The anti-money laundering bill (Anti-Money Laundering and Countering the Financing of Terrorism (Amendment) Bill 2013 No. 12 of 2013) now before the National Assembly should have been tabled several years ago. Both this and the previous Governments were negligent in failing to do so in a timely manner. The Opposition has pointedly criticized this unwarranted delay. It is now time to move on.
The Opposition has a responsibility to ensure that the bill is passed with whatever amendments it negotiates with the Government or otherwise deems appropriate. It has the votes to amend any clause during consideration of the bill in the House.
Quite apart from the serious possibility of delay harming the business sector, thousands of Guyanese who rely on remittances can potentially be seriously deprived. Why would the Opposition, which has a responsibility not to do or omit to do anything to harm the national interest or the Guyanese people or a section of it, want to jeopardize its credibility by delaying passage of the bill, when it has had more than sufficient time to consider any amendments? The only possible conclusion is that it is blinkered by a one dimensional vision of its role to obstruct the Government at all costs and whatever the consequences.
Guyana cannot progress with a minority Government operating with a majority mindset, nor with an Opposi-tion which sees its function as only to ‘oppose,’ and ‘expose, if not to ‘depose’ in the famous, or infamous, words of Peter D’Aguiar, the late founder and leader of the United Force, about how he saw his role in relation to the PPP Government of 1961-4.
It could be that a more considered strategy by APNU is at play, namely, the assertion of complete Opposition authority over the executive, powered by its legislative majority or even, more modestly, pressuring what it sees as a recalcitrant executive into a more open, accommodating and consultative relationship. One of these limited and limiting objectives might possibly be the case, to the exclusion of any overarching considerations.
On August 17, 2002, Desmond Hoyte said at a PNCR press conference: “An adjusted system of governance for our country – whether we call it ‘power sharing,’ ‘shared governance,’ ‘inclusive governance’ or any other name – appears to be an idea whose time has come.” Some months later, on February 8, 2003, in a paper entitled “Towards Greater Inclusive Governance in Guyana,” President Jagdeo announced that “further arrangements for inclusive governance can result after consultation with our constituents and the electorate.”
No political initiatives resulted from these statements despite the enabling environment created by the post Herdmanston constitutional reforms of 2001-2 and the new parliamentary regime, armed with significant reforms. However, the 2011 election results have caused many to believe that the opportunity has arrived to satisfy the historic national urge for a re-creation of something akin to the broad-based ethnic and class collaboration achieved by the 1950 PPP. Efforts in the early 1960s, the second half of the 1970s, the mid 1980s did not succeed.

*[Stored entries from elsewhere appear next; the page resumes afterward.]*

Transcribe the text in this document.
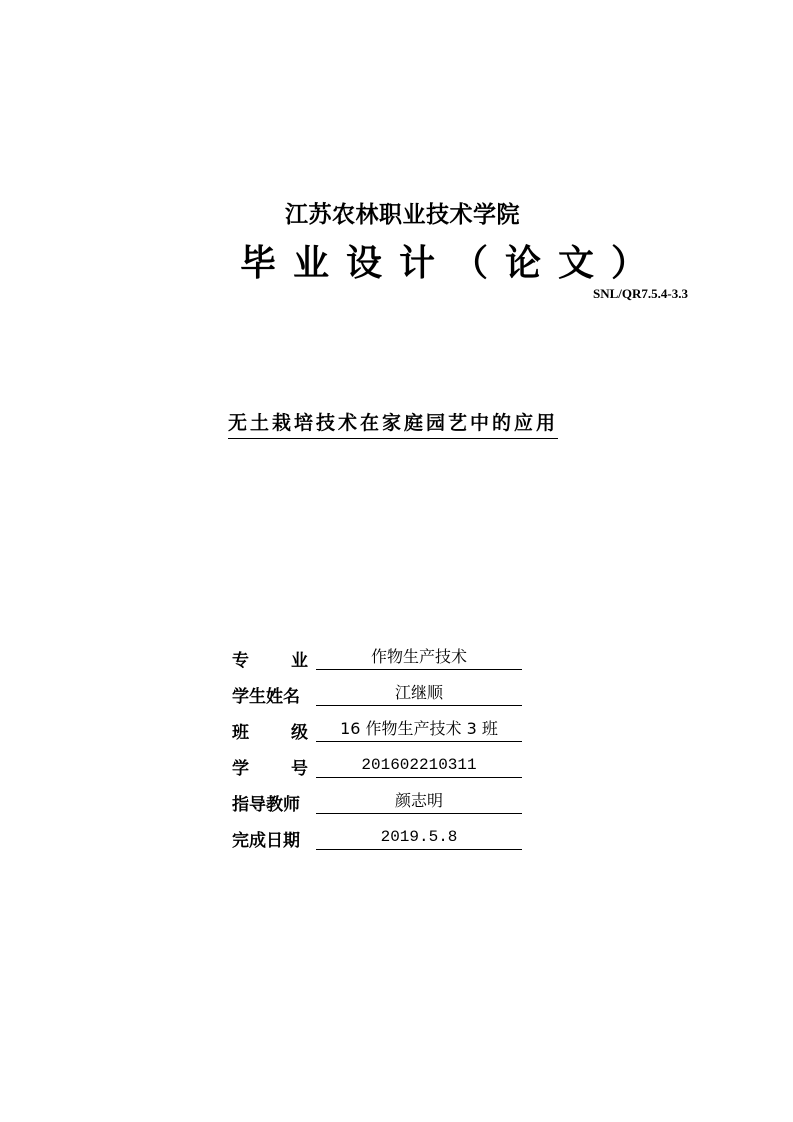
江苏农林职业技术学院
毕业设计（论文）
SNL/QR7.5.4-3.3
无土栽培技术在家庭园艺中的应用
专 业	作物生产技术
学生姓名	江继顺
班 级	16 作物生产技术 3 班
学 号	201602210311
指导教师	颜志明
完成日期	2019.5.8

APNU could not have failed to notice that the electorate, particularly that section that traditionally voted for the PPP, sent a loud and ringing message that while it wanted its Party, the PPP, to remain in office, it wanted it to initiate a form of structural collaboration with the Opposition, which has not happened. In fact, the PPP has grown defiant and has shattered Cheddi Jagan’s lifelong dream of national unity by turning its back on shared governance when the real possibility now presents itself for the first time since the idea of a coalition first emerged in the early 1960s.
All through this APNU has been silent. It has not dusted off the PNCR’s proposals for shared governance, has proposed no constitutional amendments to facilitate it, has not placed the issue on the agenda at all much less at the top. All that is seen is the same opposition to everything, in the same terms that has occurred in the past, with perhaps a bit more success. There has been no practical acknowledgement of the real significance of the 2011 results except the exercise of the blunt instrument of majority legislative power based on its only expressed assessment of 2011 – ‘we are the majority.’
The current strategy of APNU does not reflect the political transformation that the PNCR embraced under Desmond Hoyte of an open press, free and fair elections and shared governance, despite its controversial history. It seems that even though both the PNCR and the PPP have proved that they are capable of transformative initiatives, when presented with the real possibility, they retreat to a past trapped in intense hostility. The only conceivable explanation is that it is the unconscious political expression of a history of ethnic hurts.
The electorate has simplified the issue by charging our political leaders to place a shared political space at the top of the agenda without having to acknowledge the deeply embedded complications of ethnicity which our political leaders will not do. The electorate may well exact consequences if this does not happen.